Despite its stunted nature, the decision in Fisher v. University of Texas deserves close study. It offers fascinating hints and reminders about how the court operates and how the justices think. Some insights gleaned from between the lines:
• The unpredictable Kennedy once again defies categorization (some might say comprehension). He is transforming from a “swing” vote on ideologically charged cases into an outright wildcard. Kennedy dissented from the 2003 ruling, Grutter v. Bollinger, criticizing the majority there for its “abandonment” of principle. In the UT case, he wrote approvingly of Grutter and its analysis without even attempting to reconcile the contradiction.
• Kennedy’s failure to grapple strenuously with affirmative action and the constitutional principle of “equal protection” may signal that the justices struggled to resolve this case and compromised at the last minute on opinions that don’t fully reflect the views of most members of the court. Fisher v. University of Texas was a marquee case at the outset of the 2012-13 term. It was argued back in October. The justices probably did not spend nine months on today’s modest work product. So what happened? As usual, Professor Adam Winkler of UCLA’s law school has a provocative theory:
“In all likelihood, the justices were writing different opinions, perhaps even a bold, forceful one from the Court’s conservatives outlawing all uses of race. That would explain the delay. Such a decision would have been difficult to write because it would have been contrary to nearly a half century of Supreme Court cases allowing some uses of race, like Grutter. The liberals would certainly have written impassioned dissents, calling out the conservatives for their judicial activism and assertive rewriting of the Constitution. The conservatives would have responded in kind, defending their approach. The back and forth could easily have gone on for months.

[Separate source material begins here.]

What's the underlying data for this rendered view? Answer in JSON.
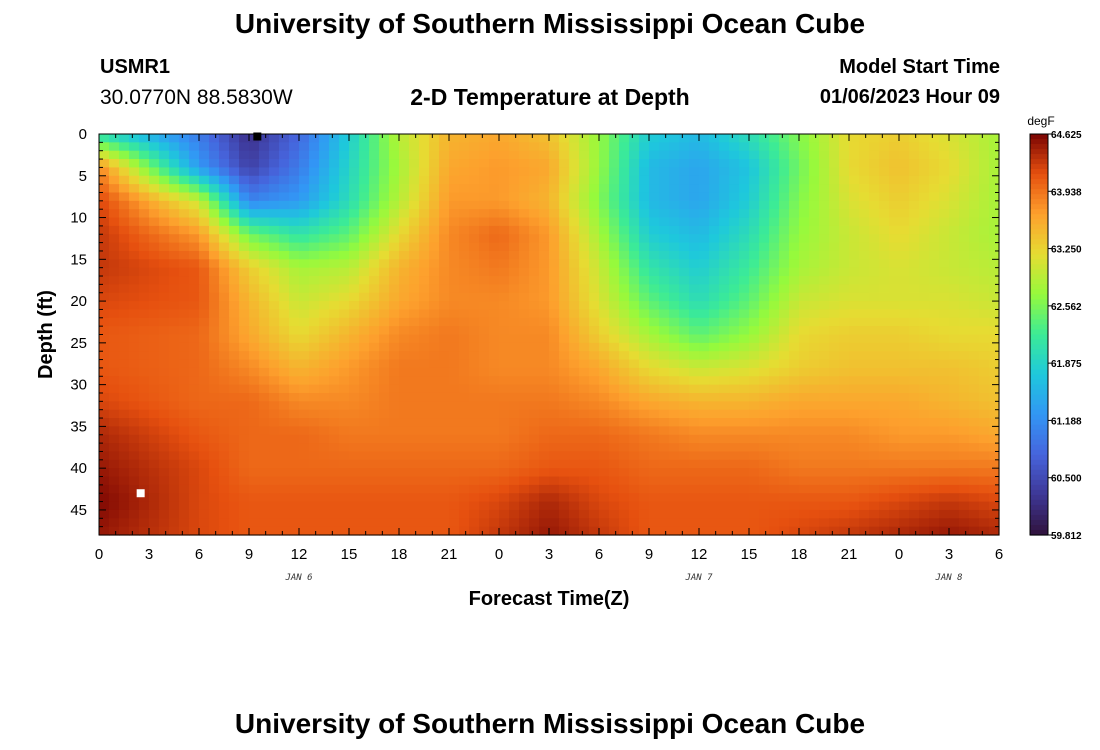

“We don’t know what happened, but one possibility is that the Chief Justice had cold feet. After a series of quite activist decisions early in his tenure—including the widely denounced ruling in Citizens United, permitting corporations to spend unlimited amounts of money to influence elections—Chief Justice John Roberts may finally be living up to his promise to support narrow, consensus rulings that don’t upset current law. That certainly seems to be what happened in last year’s Obamacare case, when he changed his vote at the last minute and decided to uphold the president’s signature legislative accomplishment. Perhaps it happened here again, and the Chief Justice brokered a compromise to kick this case down the road for another day.”
• Finally, Justice Clarence Thomas’s concurring opinion is well worth reading (pdf). As the court’s sole African American, Thomas has long made it his mission to speak up about the side-effects of policies intended to help members of racial minority groups. He does so eloquently. Whether one agrees with his near-absolutist position that racial-preference policies are pernicious, his analysis, infused with personal experience, demands respectful attention.